Digital R&D Fund for the Arts: What we've learnt
This week we're releasing the first in our series of reports from our £7 million fund which launched in 2012 to support arts organisations to unlock their technology potential
Digital R&D Fund for the Arts: What we've learnt
Throughout this year Nesta, Arts Council England and the Arts and Humanities Research Council will be sharing learnings from the projects supported through the £7 million Digital R&D Fund for the Arts.
Since its launch in 2012, the Fund has supported 52 individual projects, bringing together organisations with arts projects, technology providers, and researchers. Each project is testing how digital technology can be used to enhance audience reach and/or develop new business models for the arts.
As the projects reach completion, our focus moves to capturing the learnings and disseminating insights to the wider arts sector. Today we are excited to be launching the first set of reports from five of these pioneering projects.
In the true spirit of research and development, the projects have shared what has worked well, as well as what hasn’t, so we can all learn from their experiences. The learnings from these projects are a huge asset for the whole sector – so a big thanks and congratulations to all those involved in getting the projects to this stage.
The five projects sharing their results today illustrate the breadth of collaborations the Digital R&D Fund supports:
- The Royal Opera House: A new mobile service which allows existing and new audiences to enjoy rich media content about ballet and opera
- Sheffield Doc/Fest: An online, immersive game in Sheffield investigating what is needed to turn public places into spaces for interactive digital art works
- Pavilion Dance South West: A location-based gaming app, which encourages people to film themselves dancing, upload their video to a website, and geo-tag their location
- Unlimited Theatre: A digital publishing platform which takes play scripts and applies techniques of digital storytelling, live theatre and co-design to create new reading experiences.
- Knowle West Media Centre: A data toolkit produced by a group of young people that explores how live and open data can be used as the basis of community-based creative projects.
The research element of this R&D Fund plays a critical part in ensuring we make maximum use of all the learnings. You can read more about the project reports, and our research framework from my colleague Tandi Williams who has been leading the research work for this fund.
Already some interesting themes are emerging from the projects. It’s clear that creative uses of digital technology have the potential to really delight new audiences. All five of the projects have been met with positive responses from the public – from the residents of Sheffield who stumbled into Sheffield Doc/Fest’s digital art space, to the young people encouraged to play with creative data practices by Knowle West Media Centre.
However, just like in the real world, achieving large-scale commercial success is extremely challenging. Pavilion Dance South West cautions us not to overestimate the power of social media alone to build audiences online. Along with the Royal Opera House experience, their story makes essential reading for any organisation looking to enhance their mobile offering.
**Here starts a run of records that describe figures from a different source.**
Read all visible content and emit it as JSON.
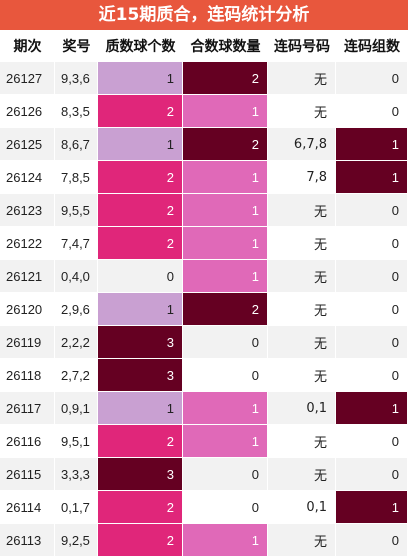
{
  "title": "近15期质合，连码统计分析",
  "table": {
    "header": [
      "期次",
      "奖号",
      "质数球个数",
      "合数球数量",
      "连码号码",
      "连码组数"
    ],
    "rows": [
      [
        26127,
        "9,3,6",
        1,
        2,
        "无",
        0
      ],
      [
        26126,
        "8,3,5",
        2,
        1,
        "无",
        0
      ],
      [
        26125,
        "8,6,7",
        1,
        2,
        "6,7,8",
        1
      ],
      [
        26124,
        "7,8,5",
        2,
        1,
        "7,8",
        1
      ],
      [
        26123,
        "9,5,5",
        2,
        1,
        "无",
        0
      ],
      [
        26122,
        "7,4,7",
        2,
        1,
        "无",
        0
      ],
      [
        26121,
        "0,4,0",
        0,
        1,
        "无",
        0
      ],
      [
        26120,
        "2,9,6",
        1,
        2,
        "无",
        0
      ],
      [
        26119,
        "2,2,2",
        3,
        0,
        "无",
        0
      ],
      [
        26118,
        "2,7,2",
        3,
        0,
        "无",
        0
      ],
      [
        26117,
        "0,9,1",
        1,
        1,
        "0,1",
        1
      ],
      [
        26116,
        "9,5,1",
        2,
        1,
        "无",
        0
      ],
      [
        26115,
        "3,3,3",
        3,
        0,
        "无",
        0
      ],
      [
        26114,
        "0,1,7",
        2,
        0,
        "0,1",
        1
      ],
      [
        26113,
        "9,2,5",
        2,
        1,
        "无",
        0
      ]
    ]
  }
}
There are also some important take-aways for anyone contemplating digital projects of any kind:
- Unforeseen technical issues can arise during projects, and often take time and resources to resolve. It’s important to include adequate contingency in budgets and timelines to allow for troubleshooting.
- Early user testing is critical. Rigorous user-centred research to test key assumptions up front can help us prioritise activity and reduce risk on ambitious projects.
- Well-developed user experience and design are key ingredients for success. The ROH found that simple tricks like emphasising calls to action can have a big impact.
One thing that really stands out from the projects is understanding the new relationship between digital and physical experiences. These projects illustrate how digital and non-digital activities can work hand in hand and complement one another for increased impact.
Those of us working on this project are really excited about the year ahead, as we prepare to share outcomes and learnings from all the projects. As well as publishing all the final reports in the way we have today, we are also planning to create a range of articles, guides, toolkits and videos to help the entire creative sector to learn from all the projects as they complete. We’ll also be hosting a number of face to face events across the UK to showcase some of the projects and share learnings in workshops and masterclasses.